TABLE 2. Key Technical Steps and Potential Pitfalls to CEA with Patch Angioplasty
Special Intraoperative Considerations
It is critical to identify and protect the cranial nerves encountered during the operation to avoid even temporary paralysis. The vagus and hypoglossal nerves are the most commonly encountered; however, the glossopharyngeal can also be exposed, especially in high distal exposures. Care must be taken to not injure the vagus nerve when applying the carotid clamps.
It is also imperative to see the distal end of the plaque to ensure a smooth, feathered end to the endarterectomy. Occasionally, interrupted sutures will be needed to tack down the intima at the distal endpoint.

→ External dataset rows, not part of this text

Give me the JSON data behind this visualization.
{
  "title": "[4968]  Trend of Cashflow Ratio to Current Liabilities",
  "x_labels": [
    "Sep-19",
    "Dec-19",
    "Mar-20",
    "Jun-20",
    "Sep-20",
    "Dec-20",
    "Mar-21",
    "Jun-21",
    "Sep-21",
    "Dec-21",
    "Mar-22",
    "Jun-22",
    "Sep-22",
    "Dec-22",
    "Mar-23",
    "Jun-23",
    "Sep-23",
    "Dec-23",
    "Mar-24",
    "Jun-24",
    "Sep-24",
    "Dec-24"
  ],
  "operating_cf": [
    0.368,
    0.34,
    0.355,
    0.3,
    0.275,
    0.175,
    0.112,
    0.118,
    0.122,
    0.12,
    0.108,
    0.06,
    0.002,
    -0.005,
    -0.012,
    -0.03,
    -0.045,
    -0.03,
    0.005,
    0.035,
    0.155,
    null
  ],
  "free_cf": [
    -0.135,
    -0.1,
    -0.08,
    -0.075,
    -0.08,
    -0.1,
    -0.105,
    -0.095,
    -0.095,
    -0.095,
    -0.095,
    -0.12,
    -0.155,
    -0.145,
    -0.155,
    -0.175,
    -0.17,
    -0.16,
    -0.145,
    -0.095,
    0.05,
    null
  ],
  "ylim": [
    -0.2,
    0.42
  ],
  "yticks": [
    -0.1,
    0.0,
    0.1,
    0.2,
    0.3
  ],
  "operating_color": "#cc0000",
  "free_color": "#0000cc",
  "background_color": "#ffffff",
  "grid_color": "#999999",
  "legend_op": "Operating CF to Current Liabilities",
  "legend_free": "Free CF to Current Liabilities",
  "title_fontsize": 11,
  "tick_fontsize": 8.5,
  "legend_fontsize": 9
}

If preoperative imaging suggests that the lesion is high and that adequate visualization of the distal endpoint may be difficult, subluxation of the mandible can be performed prior to the start of the operation to allow for better exposure. If high disease is unexpectedly encountered intraoperatively, the digastric muscle can be divided, the hypoglossal nerve mobilized, the styloglossus and stylopharyngeus muscles can be divided, and finally the styloid process can be fractured to provide adequate exposure.
Postoperative Management
Patients are typically monitored in a moderate-care setting with arterial line blood pressure monitoring overnight following a CEA as manipulation of the carotid bulb and a change in the flow dynamics can cause variations in blood pressure. Changes in neurologic function should also be monitored as while rare, a patient could have a postoperative stroke related to an embolus from thrombus formation at the operative site. Any new neurologic deficit within 24 hours of CEA should be presumed to be of an embolic origin, and the patient should be promptly taken back to the operating room for exploration and thromboembolectomy. Most patients however are discharged home the following day with aggressive blood pressure, glucose, and lipid control, as well as recommendations for smoking cessation if necessary.
The patient is seen in 2 weeks for an incision check and then in 3 months for a repeat carotid duplex to check for restenosis as well as monitor any contralateral stenosis that may be present. Up to 85% of patients with a moderate contralateral stenosis will progress to severe stenosis and require intervention. Therefore, yearly carotid duplex monitoring is recommended.
TAKE HOME POINTS
· Duplex ultrasound scan is best initial diagnostic test for asymptomatic carotid stenosis.
· Patients with high-grade asymptomatic carotid stenosis (70% to 99% by ultrasound) should undergo CEA along with aggressive medical management to reduce their risk of stroke.
· CEA can be performed under local anesthesia with neurologic monitoring, under general anesthesia with EEG or stump pressure monitoring, or with routine shunt use.
· CAS should be reserved for those patients with a stenosis ≥80% and high-risk anatomy.
SUGGESTED READINGS
Abbott A. Medical (nonsurgical) intervention alone is now best for prevention of stroke associated with asymptomatic severe carotid stenosis—results of a systematic review and analysis. Stroke. 2009;40:e570–e583.
de Weerd M, et al. Prevalence of asymptomatic carotid artery stenosis in the general population: an individual participant data meta-analysis. Stroke. 2010;41:1294–1297.
Grant E, et al. Carotid artery stenosis: gray-scale and Doppler US diagnosis—Society of Radiologists in Ultrasound Consensus Conference. Radiology. 2003;229:340–346.
Halliday A, et al. Prevention of disabling and fatal strokes by successful carotid endarterectomy in patients without recent neurological symptoms: randomised controlled trial. Lancet. 2004;363:1491–1502.
Hobson R, et al. Management of atherosclerotic carotid artery disese: clinical practice guidelines of the Society for Vascular Surgery. J Vasc Surg. 2008;48:480–486.
Lewis S, et al. General anaesthesia versus local anaesthesia for carotid surgery (GALA): a multicentre, randomised controlled trial. Lancet. 2008;372:2132–2142.
Toole J, et al. Edarterectomy for asymptomatic carotid artery stenosis. JAMA. 1995;273(18):1421–1428.